Here are some good questions to ask yourself in deciding between them:

pcnrv.blogspot.com/2017/12/...

JoelT profile image
JoelT

You are confusing the role of primary radiation, primary surgery and adjuvant radiation.

The two most popular types of primary treatments available are radiation (which can include seeds, external beam, etc.) or surgery (open, lap or robotic). The stats on the outcomes from both these alternatives are surprisingly similar, about one third of men using either of these options will have a recurrence and require additional therapy. Additional therapy can include adjuvant radiation for men who have failed surgery, surgery for men who failed radiation (this is a messy and complex surgery), or some type of hormone therapy for men who have failed either radiation or surgery or both.

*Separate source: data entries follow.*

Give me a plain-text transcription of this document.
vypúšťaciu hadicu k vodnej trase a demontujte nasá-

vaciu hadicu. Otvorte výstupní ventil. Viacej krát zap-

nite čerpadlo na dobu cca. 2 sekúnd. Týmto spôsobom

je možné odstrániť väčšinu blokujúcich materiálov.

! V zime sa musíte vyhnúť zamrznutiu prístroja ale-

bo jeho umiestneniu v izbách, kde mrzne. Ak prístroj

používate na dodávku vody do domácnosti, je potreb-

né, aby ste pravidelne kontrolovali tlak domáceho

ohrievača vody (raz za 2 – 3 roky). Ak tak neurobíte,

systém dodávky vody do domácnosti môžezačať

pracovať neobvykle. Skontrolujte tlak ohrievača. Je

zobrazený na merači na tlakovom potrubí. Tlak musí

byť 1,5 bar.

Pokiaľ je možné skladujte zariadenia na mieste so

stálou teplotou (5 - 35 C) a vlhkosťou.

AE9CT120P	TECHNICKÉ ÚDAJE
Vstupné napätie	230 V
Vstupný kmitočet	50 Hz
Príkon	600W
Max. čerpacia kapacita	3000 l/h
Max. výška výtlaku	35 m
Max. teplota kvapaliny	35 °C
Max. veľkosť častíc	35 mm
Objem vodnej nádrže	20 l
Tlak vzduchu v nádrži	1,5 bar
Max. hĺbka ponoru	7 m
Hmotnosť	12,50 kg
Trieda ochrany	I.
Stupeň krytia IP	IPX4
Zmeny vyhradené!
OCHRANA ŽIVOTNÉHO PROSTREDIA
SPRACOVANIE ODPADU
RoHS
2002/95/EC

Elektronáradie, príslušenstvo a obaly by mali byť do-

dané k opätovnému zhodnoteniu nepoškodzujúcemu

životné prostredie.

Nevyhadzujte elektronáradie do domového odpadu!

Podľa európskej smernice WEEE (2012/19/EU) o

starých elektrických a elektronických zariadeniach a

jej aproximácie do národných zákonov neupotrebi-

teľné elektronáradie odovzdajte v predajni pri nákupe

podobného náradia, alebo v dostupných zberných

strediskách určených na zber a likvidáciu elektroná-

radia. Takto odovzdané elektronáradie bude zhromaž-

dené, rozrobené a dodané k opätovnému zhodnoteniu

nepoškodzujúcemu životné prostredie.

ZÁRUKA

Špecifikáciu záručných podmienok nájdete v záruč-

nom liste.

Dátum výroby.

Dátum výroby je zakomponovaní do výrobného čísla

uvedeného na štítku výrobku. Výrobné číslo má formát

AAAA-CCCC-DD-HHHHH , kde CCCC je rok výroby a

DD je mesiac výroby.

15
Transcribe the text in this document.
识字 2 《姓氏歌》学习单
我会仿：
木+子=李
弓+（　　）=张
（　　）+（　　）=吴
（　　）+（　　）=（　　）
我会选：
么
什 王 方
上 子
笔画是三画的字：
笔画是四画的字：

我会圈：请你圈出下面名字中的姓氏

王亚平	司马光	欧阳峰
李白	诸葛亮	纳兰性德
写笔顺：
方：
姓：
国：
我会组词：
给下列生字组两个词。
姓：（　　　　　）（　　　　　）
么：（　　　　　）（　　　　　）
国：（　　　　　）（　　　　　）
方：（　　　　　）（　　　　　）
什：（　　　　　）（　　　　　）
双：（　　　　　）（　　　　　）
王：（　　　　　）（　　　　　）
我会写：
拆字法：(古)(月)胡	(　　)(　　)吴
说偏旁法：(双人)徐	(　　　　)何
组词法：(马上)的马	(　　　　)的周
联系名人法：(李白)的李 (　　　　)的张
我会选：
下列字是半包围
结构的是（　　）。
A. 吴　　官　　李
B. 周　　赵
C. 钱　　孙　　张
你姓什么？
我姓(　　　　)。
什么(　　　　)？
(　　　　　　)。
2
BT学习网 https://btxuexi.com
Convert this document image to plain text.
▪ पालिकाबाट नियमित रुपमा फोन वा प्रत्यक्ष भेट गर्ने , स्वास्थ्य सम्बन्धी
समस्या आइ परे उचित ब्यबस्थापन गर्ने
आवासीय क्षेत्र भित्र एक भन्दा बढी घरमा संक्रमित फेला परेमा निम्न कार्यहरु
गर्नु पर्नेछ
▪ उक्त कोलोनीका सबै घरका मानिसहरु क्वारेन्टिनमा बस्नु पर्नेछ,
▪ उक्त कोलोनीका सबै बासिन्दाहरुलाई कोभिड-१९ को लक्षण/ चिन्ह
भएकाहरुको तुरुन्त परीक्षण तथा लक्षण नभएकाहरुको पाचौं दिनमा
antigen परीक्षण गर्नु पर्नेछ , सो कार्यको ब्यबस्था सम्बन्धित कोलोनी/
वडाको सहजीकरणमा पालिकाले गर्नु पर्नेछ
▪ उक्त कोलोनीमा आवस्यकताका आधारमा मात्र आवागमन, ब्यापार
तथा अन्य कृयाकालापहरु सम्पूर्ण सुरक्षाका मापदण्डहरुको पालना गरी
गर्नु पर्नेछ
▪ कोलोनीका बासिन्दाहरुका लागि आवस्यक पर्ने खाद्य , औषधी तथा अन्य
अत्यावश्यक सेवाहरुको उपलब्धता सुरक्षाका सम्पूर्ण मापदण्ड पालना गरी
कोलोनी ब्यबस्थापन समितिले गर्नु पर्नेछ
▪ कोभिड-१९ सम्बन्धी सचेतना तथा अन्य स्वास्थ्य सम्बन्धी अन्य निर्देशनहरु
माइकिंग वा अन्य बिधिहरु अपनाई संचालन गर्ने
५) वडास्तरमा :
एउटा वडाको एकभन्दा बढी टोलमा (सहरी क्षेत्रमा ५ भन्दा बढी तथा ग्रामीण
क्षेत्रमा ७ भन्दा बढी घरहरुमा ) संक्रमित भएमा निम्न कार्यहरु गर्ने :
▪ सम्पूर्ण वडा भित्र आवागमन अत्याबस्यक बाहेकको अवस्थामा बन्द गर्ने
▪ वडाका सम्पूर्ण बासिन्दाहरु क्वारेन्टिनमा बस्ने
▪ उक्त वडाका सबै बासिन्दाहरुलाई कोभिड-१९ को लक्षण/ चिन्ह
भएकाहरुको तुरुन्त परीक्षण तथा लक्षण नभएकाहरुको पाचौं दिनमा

All of these treatment come with side effects, so over treatment as you have suggested might not provide any additional benefit, but will definitely have a major, negative impact on your quality of life.

Joel

cfrees1 profile image
cfrees1 in reply toJoelT

My urologist at the time of diagnosis suggested that there "appeared to be" some positive value in debulking the surgery first. So I guess the possibility that we may gain more time would be a reason to try surgery first. I'm not questioning my decision, just want to be sure that I'm replying accurately to people who say "why do surgery when 30% of the surgery people have to have follow-up radiation anyway?"

JoelT profile image
JoelT in reply tocfrees1

And 30% of people who do radiation also move on to another therapy. I am not suggesting that you you do surgery, there are individual and personal reasons that for one of us one or the other is the preferred primary treatment. There is not, in most situations, a right or wrong best treatment, just what w as individuals go on to decide to do.

cfrees1 profile image
cfrees1 in reply toJoelT

Oh, sorry, I'm well past a decision for myself. I had surgery, and I had adjuvant radiation, of course Lupron and then Bicalutamide which is now failing. So this question isn't for me and my decision process. It's just to correctly answer why surgery does make sense even in the event that there is a good chance that radiation will be needed anyway.

billfenley2 profile image
billfenley2 in reply tocfrees1

Sorry to hear about the Bicalutamide failing, friend.

Dash54 profile image
Dash54

I was told there was a good chance I would need radiation after surgery. I did surgery first because once you have radiation surgery is harder and only a couple place will take out a radiated prostate if the scar tissue becomes an issue. Plus, I didn't like the idea of the dead prostate sitting in my body to cause possible problems later. I think it depends how old you are. I was 59. If I had been 69 or 79 I might have felt different about my options.

Balsam01 profile image
Balsam01

I am 72 and had rp. I did not want my gleason 9 tumor remaining in my body. I am now dealing with the after effects which was a PSA of 2.71 after surgery. I will do radiation but my goal is to string this out!

cfrees1 profile image
cfrees1

My initial question remains. Is the radiation that we get as adjuvant or salvage the same type, dosage etc. as the radiation patients get for initial treatment? Or is the answer to this question not as clear as I am assuming? Is all radiation the same?

Break60 profile image
Break60 in reply tocfrees1

IBRT is the same machine and process but dosage and radiation field may differ after RP because you now know where the PCa was and could be if it penetrated the capsule. Plus you can't have a brachy boost to IMRT once the prostate is gone.